Когда новости о нападении японцев достигли «Волчьего логова», штаб-квартиры фюрера в Восточной Пруссии, тот «от удовольствия хлопнул себя по бедрам» и заявил: «Теперь мы просто не можем проиграть войну. У нас есть союзник, который три тысячи лет не знает поражений». Геббельс после новостей из Перл-Харбора также поверил в неминуемую победу. «Это значительно укрепит наши позиции на Ближнем Востоке, в Атлантике и Северной Африке», – заявил он. Иоахим фон Риббентроп, министр иностранных дел Германии, отчасти согласился с Геббельсом: вступление Японии в войну укрепит международное положение Германии. Но Риббентроп не видел никакой выгоды в объявлении войны Соединенным Штатам. Германия уже воевала с двумя крупными державами. Более того, чтобы заставить Америку держаться подальше от Европы, было вовсе не обязательно объявлять ей войну. Перл-Харбор, Филиппины, Гуам, острова Мидуэй – интересы Соединенных Штатов в Тихом океане будут удерживать их там долгие годы. Но убедить Гитлера было невозможно. «Если мы не встанем на сторону Японии, пакт[189] будет мертв в политическом смысле», – сказал он Риббентропу. Десятого декабря[190] Германия объявила войну США. На следующий день Гитлер поблагодарил провидение за то, что ему доверено «ведение исторической борьбы, которая решительно определит не только нашу немецкую историю на следующие тысячи лет, но и историю всей Европы». Он упрекнул Рузвельта в увеличении государственного долга Америки и заявил, что нападение японцев «на Перл-Харбор подарило… порядочным людям всего мира чувство глубокого удовлетворения». Он обвинил «вечного жида» в большевизме и, безуспешно пытаясь пошутить, сравнил Атлантическую хартию с «лысым парикмахером, рекомендующим свое безупречное средство от выпадения волос».

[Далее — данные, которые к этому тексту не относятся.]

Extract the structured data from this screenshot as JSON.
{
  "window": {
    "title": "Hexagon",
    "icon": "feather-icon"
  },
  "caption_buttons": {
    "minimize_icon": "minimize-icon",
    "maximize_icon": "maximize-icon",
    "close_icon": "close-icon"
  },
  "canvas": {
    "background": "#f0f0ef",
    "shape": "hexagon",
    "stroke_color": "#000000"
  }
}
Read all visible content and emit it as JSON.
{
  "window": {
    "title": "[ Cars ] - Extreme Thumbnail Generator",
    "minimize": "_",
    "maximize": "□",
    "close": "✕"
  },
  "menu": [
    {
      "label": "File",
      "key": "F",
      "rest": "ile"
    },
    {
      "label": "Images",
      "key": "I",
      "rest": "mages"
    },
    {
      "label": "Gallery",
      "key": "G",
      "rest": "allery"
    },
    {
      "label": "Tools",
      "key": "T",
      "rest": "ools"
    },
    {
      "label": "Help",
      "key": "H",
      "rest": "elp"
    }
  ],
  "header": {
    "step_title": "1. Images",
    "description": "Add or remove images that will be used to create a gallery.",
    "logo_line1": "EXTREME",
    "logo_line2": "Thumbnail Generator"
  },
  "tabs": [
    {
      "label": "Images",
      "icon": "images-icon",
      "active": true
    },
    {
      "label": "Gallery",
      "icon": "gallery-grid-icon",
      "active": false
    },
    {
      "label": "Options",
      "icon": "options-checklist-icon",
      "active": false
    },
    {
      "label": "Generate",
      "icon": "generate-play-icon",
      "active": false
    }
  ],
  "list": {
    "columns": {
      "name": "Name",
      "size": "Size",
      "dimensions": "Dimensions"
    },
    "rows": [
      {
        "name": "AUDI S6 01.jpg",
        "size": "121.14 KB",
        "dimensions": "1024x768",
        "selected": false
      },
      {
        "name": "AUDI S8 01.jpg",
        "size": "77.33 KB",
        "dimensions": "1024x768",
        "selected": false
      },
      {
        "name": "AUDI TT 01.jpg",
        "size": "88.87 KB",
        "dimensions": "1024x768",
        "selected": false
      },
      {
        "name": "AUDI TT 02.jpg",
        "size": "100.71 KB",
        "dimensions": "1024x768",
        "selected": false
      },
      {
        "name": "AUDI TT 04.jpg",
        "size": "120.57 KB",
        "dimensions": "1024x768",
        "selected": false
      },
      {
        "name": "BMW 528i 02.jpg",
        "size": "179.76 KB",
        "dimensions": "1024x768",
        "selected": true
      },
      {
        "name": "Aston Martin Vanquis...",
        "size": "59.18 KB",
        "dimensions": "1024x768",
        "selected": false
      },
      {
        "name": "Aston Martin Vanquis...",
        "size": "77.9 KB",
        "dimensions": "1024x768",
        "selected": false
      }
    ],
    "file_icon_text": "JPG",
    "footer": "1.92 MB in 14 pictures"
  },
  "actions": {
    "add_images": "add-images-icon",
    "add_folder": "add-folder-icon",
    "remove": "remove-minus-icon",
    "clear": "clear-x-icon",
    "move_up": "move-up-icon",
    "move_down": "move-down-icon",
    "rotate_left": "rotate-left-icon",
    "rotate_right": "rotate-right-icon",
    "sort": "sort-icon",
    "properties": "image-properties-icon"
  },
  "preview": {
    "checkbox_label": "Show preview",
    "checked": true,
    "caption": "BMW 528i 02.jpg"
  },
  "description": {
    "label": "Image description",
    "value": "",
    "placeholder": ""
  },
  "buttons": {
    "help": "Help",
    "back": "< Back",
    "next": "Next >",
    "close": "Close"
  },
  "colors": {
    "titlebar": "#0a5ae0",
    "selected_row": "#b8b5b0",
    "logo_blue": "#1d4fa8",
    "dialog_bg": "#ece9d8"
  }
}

Одиннадцать дней спустя, 22 декабря, «Герцог Йоркский[191]» доставил Черчилля в Хэмптон-Роудс, штат Вирджиния. Планировалось, что Черчилль со своими соратниками отправится в Вашингтон вверх по реке Потомак, но в последний момент премьер-министр передумал и приказал доставить их в столицу самолетом. Спустя 45 минут врач Черчилля Чарльз Уилсон вместе с лордом Бивербруком и Авереллом Гарриманом кружили над столицей на борту самолета «Локхид Лодстар». Глядя на мерцающие рождественские огни на людных улицах, доктор Уилсон вспомнил чувство, которое он не испытывал с того сентябрьского утра[192], когда усталый голос Невилла Чемберлена объявил о начале войны между Великобританией и Германией: чувство безопасности. Не было ни тревожных прожекторов, рассекающих небо своими лучами, ни машин скорой помощи, с визгом несущихся по развороченным улицам, – только счастливые покупатели и Санта-Клаусы на каждом углу. Над национальным аэропортом Вашингтона «Локхид» медленно сделал круг в сумеречном небе, затем опустил нос и приземлился на специальном участке аэродрома, где Рузвельт ожидал британских гостей. После встречи с президентом Уилсон пришел к выводу, что Черчилль был прав: Рузвельт обладал «выдающимся умом». Час спустя Элеонора Рузвельт раздраженно спрашивала помощницу, почему никто не сказал ей, что ожидается визит премьер-министра, а Черчилль тем временем стоял у стола в пресс-центре Белого дома, попыхивая сигарой и обмениваясь колкостями с вашингтонскими журналистами. «В ту ночь я уснул сном праведника, – позже писал он. – Соединенные Штаты вступили в войну и собирались биться насмерть». Так закончился первый день Первой Вашингтонской конференции под кодовым названием «Аркадия»[193].